By Tom Peck
Wednesday, 6 April 2011
In the cold, windswept tunnels beneath the royal parks they stand, in single file with mop and bucket, their heads bent, faces set in stony disconsolation. They are a 21st-century chain gang reluctantly returning the lustre to the shabbier corners of the royal wedding route. Over their blue boiler suits are DayGlo orange jackets with the words "Community Payback" emblazoned on the back, neatly offsetting their bright yellow marigolds.
"We set up this scheme because we wanted get the place sorted out and looking nice for the royal wedding," says Lisa Houslin, the Community Payback Scheme Manager in charge of the project.

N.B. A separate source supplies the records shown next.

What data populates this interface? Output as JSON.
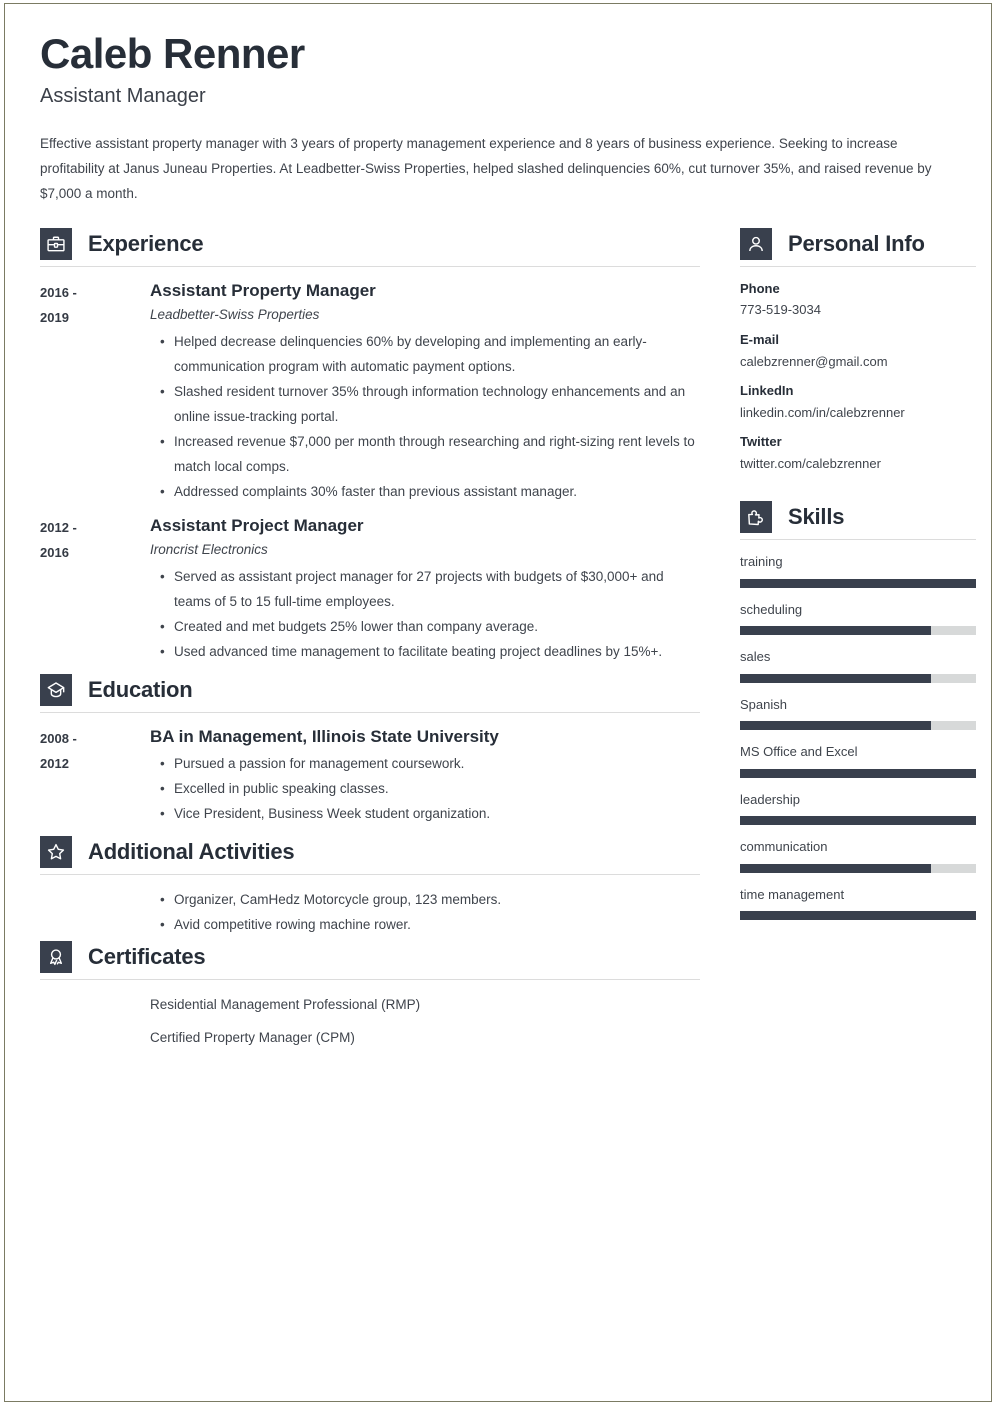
{
  "header": {
    "name": "Caleb Renner",
    "job_title": "Assistant Manager",
    "summary": "Effective assistant property manager with 3 years of property management experience and 8 years of business experience. Seeking to increase profitability at Janus Juneau Properties. At Leadbetter-Swiss Properties, helped slashed delinquencies 60%, cut turnover 35%, and raised revenue by $7,000 a month."
  },
  "theme": {
    "icon_background": "#39404d",
    "heading_color": "#272e38",
    "text_color": "#3f444c",
    "rule_color": "#dcdcdc",
    "skill_track_color": "#d7d9d9",
    "skill_fill_color": "#39404d",
    "page_border_color": "#7b7b63"
  },
  "sections": {
    "experience": {
      "title": "Experience",
      "icon": "briefcase-icon",
      "entries": [
        {
          "dates": "2016 - 2019",
          "date_line_1": "2016 -",
          "date_line_2": "2019",
          "role": "Assistant Property Manager",
          "organization": "Leadbetter-Swiss Properties",
          "bullets": [
            "Helped decrease delinquencies 60% by developing and implementing an early-communication program with automatic payment options.",
            "Slashed resident turnover 35% through information technology enhancements and an online issue-tracking portal.",
            "Increased revenue $7,000 per month through researching and right-sizing rent levels to match local comps.",
            "Addressed complaints 30% faster than previous assistant manager."
          ]
        },
        {
          "dates": "2012 - 2016",
          "date_line_1": "2012 -",
          "date_line_2": "2016",
          "role": "Assistant Project Manager",
          "organization": "Ironcrist Electronics",
          "bullets": [
            "Served as assistant project manager for 27 projects with budgets of $30,000+ and teams of 5 to 15 full-time employees.",
            "Created and met budgets 25% lower than company average.",
            "Used advanced time management to facilitate beating project deadlines by 15%+."
          ]
        }
      ]
    },
    "education": {
      "title": "Education",
      "icon": "graduation-cap-icon",
      "entries": [
        {
          "dates": "2008 - 2012",
          "date_line_1": "2008 -",
          "date_line_2": "2012",
          "degree": "BA in Management, Illinois State University",
          "bullets": [
            "Pursued a passion for management coursework.",
            "Excelled in public speaking classes.",
            "Vice President, Business Week student organization."
          ]
        }
      ]
    },
    "additional_activities": {
      "title": "Additional Activities",
      "icon": "star-icon",
      "bullets": [
        "Organizer, CamHedz Motorcycle group, 123 members.",
        "Avid competitive rowing machine rower."
      ]
    },
    "certificates": {
      "title": "Certificates",
      "icon": "award-ribbon-icon",
      "items": [
        "Residential Management Professional (RMP)",
        "Certified Property Manager (CPM)"
      ]
    },
    "personal_info": {
      "title": "Personal Info",
      "icon": "person-icon",
      "fields": [
        {
          "label": "Phone",
          "value": "773-519-3034"
        },
        {
          "label": "E-mail",
          "value": "calebzrenner@gmail.com"
        },
        {
          "label": "LinkedIn",
          "value": "linkedin.com/in/calebzrenner"
        },
        {
          "label": "Twitter",
          "value": "twitter.com/calebzrenner"
        }
      ]
    },
    "skills": {
      "title": "Skills",
      "icon": "puzzle-piece-icon",
      "items": [
        {
          "name": "training",
          "level": 100
        },
        {
          "name": "scheduling",
          "level": 81
        },
        {
          "name": "sales",
          "level": 81
        },
        {
          "name": "Spanish",
          "level": 81
        },
        {
          "name": "MS Office and Excel",
          "level": 100
        },
        {
          "name": "leadership",
          "level": 100
        },
        {
          "name": "communication",
          "level": 81
        },
        {
          "name": "time management",
          "level": 100
        }
      ]
    }
  }
}
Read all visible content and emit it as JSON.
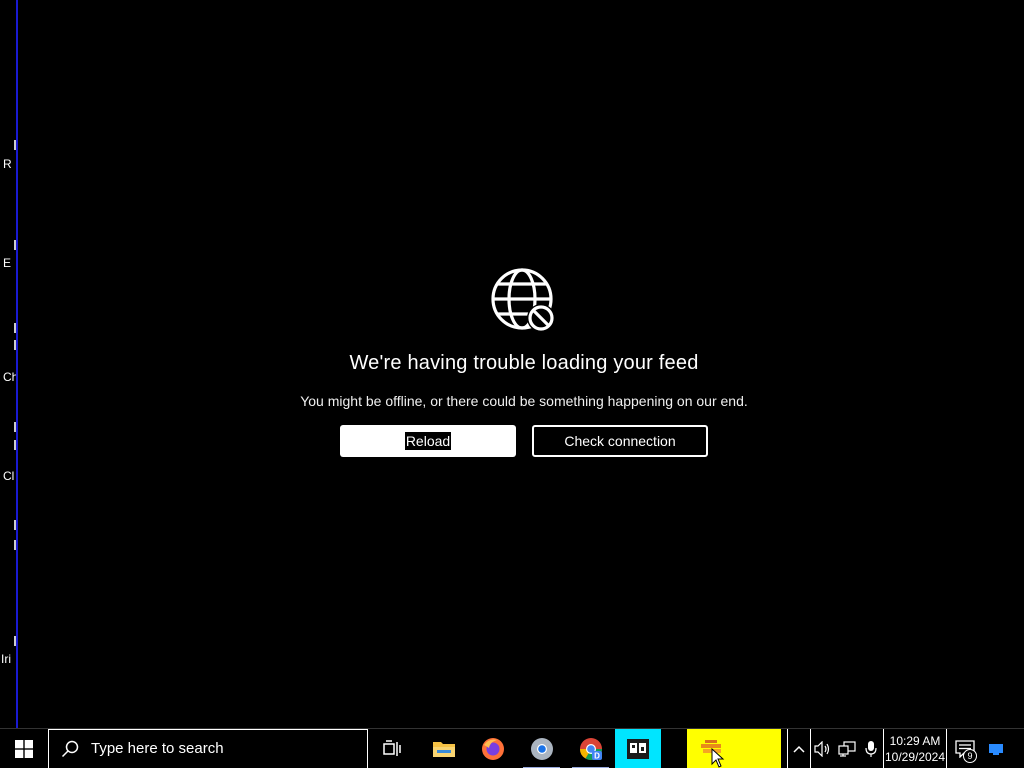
{
  "desktop": {
    "fragments": [
      "R",
      "E",
      "Ch",
      "Cl",
      "Iri"
    ]
  },
  "error": {
    "icon": "globe-blocked-icon",
    "title": "We're having trouble loading your feed",
    "subtitle": "You might be offline, or there could be something happening on our end.",
    "reload_label": "Reload",
    "check_label": "Check connection"
  },
  "taskbar": {
    "search_placeholder": "Type here to search",
    "apps": [
      "task-view-icon",
      "file-explorer-icon",
      "firefox-icon",
      "chrome-icon",
      "chrome-dev-icon",
      "app-icon-active"
    ],
    "yellow_app_label": "",
    "tray_icons": [
      "chevron-up-icon",
      "volume-icon",
      "network-icon",
      "microphone-icon"
    ],
    "time": "10:29 AM",
    "date": "10/29/2024",
    "notification_count": "9"
  },
  "colors": {
    "background": "#000000",
    "taskbar_yellow": "#ffff00",
    "active_app": "#00e5ff",
    "window_edge": "#1a1ad0"
  }
}
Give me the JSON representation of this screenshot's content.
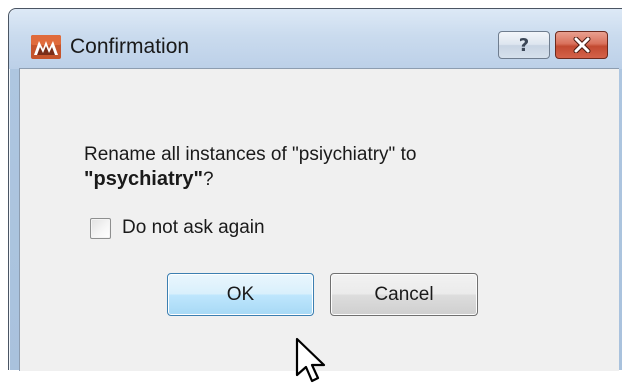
{
  "window": {
    "title": "Confirmation",
    "help_button_glyph": "?",
    "icons": {
      "app": "app-logo-icon",
      "help": "help-icon",
      "close": "close-icon"
    }
  },
  "dialog": {
    "message_line1": "Rename all instances of \"psiychiatry\" to",
    "message_bold": "\"psychiatry\"",
    "message_suffix": "?",
    "checkbox_label": "Do not ask again",
    "checkbox_checked": false,
    "ok_label": "OK",
    "cancel_label": "Cancel"
  },
  "colors": {
    "close_red": "#c24a31",
    "ok_focus_blue": "#3c7fb1",
    "client_bg": "#f0f0f0"
  }
}
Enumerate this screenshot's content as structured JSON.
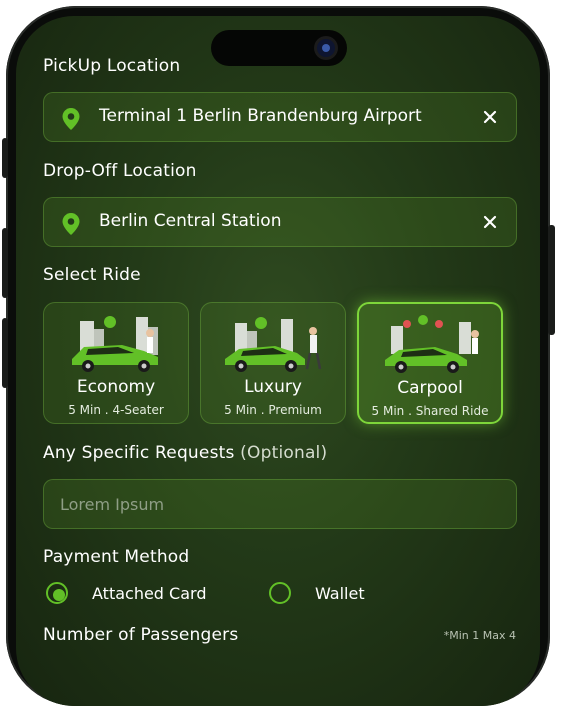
{
  "pickup": {
    "label": "PickUp Location",
    "value": "Terminal 1 Berlin Brandenburg Airport",
    "icon": "location-pin-icon",
    "clear_icon": "close-icon"
  },
  "dropoff": {
    "label": "Drop-Off Location",
    "value": "Berlin Central Station",
    "icon": "location-pin-icon",
    "clear_icon": "close-icon"
  },
  "select_ride": {
    "label": "Select Ride",
    "options": [
      {
        "name": "Economy",
        "time": "5 Min",
        "detail": "4-Seater",
        "selected": false
      },
      {
        "name": "Luxury",
        "time": "5 Min",
        "detail": "Premium",
        "selected": false
      },
      {
        "name": "Carpool",
        "time": "5 Min",
        "detail": "Shared Ride",
        "selected": true
      }
    ],
    "separator": "."
  },
  "requests": {
    "label": "Any Specific Requests",
    "optional": "(Optional)",
    "placeholder": "Lorem Ipsum"
  },
  "payment": {
    "label": "Payment Method",
    "options": [
      {
        "label": "Attached Card",
        "selected": true
      },
      {
        "label": "Wallet",
        "selected": false
      }
    ]
  },
  "passengers": {
    "label": "Number of Passengers",
    "note": "*Min 1 Max 4"
  },
  "colors": {
    "accent": "#62C027",
    "background": "#233A18",
    "field": "#2E4A1E"
  }
}
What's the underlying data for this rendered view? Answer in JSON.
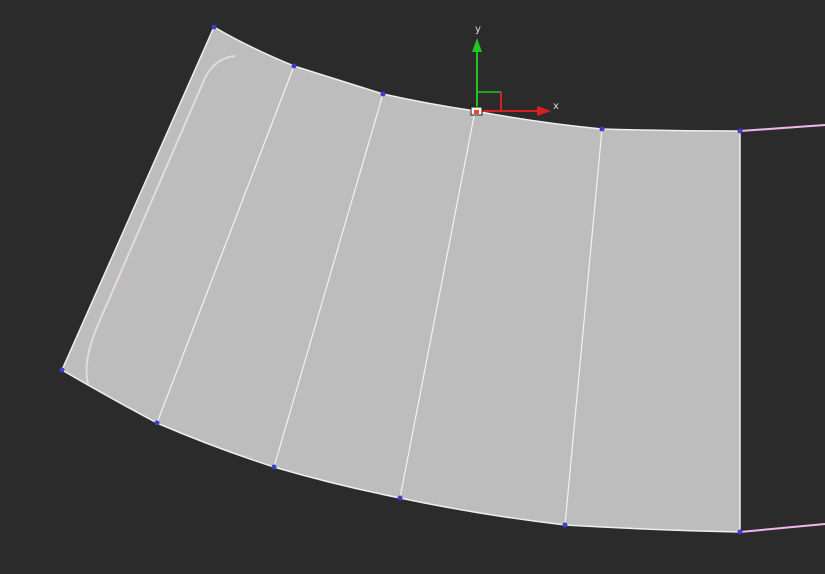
{
  "viewport": {
    "background": "#2b2b2b"
  },
  "mesh": {
    "fill_color": "#bdbdbd",
    "edge_color": "#f2f2f2",
    "selected_spline_color": "#f0b7f0",
    "vertex_color": "#3d3dcc",
    "segment_count": 5
  },
  "gizmo": {
    "x_axis_label": "x",
    "y_axis_label": "y",
    "x_axis_color": "#d92020",
    "y_axis_color": "#22c322",
    "center_box_color": "#f5f5f5",
    "pivot_marker_color": "#e34b1f"
  }
}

Over the next four weeks offenders with convictions ranging from driving offences to public disorder will clean the pedestrian tunnels beneath Hyde Park Corner, a key thoroughfare for the expected millions who will arrive from all corners of the globe to witness the nuptials of Prince William and Kate Middleton.
"I don't want to be doing this," says Robert Hall, a 21-year-old from Ladbroke Grove in West London, currently 17 hours into his 100-hour sentence for theft and handling stolen goods. "Last week I was painting railings on the Mozart Estate, doing something that actually needs to be done, in a deprived area, doing something useful, making my estate look better."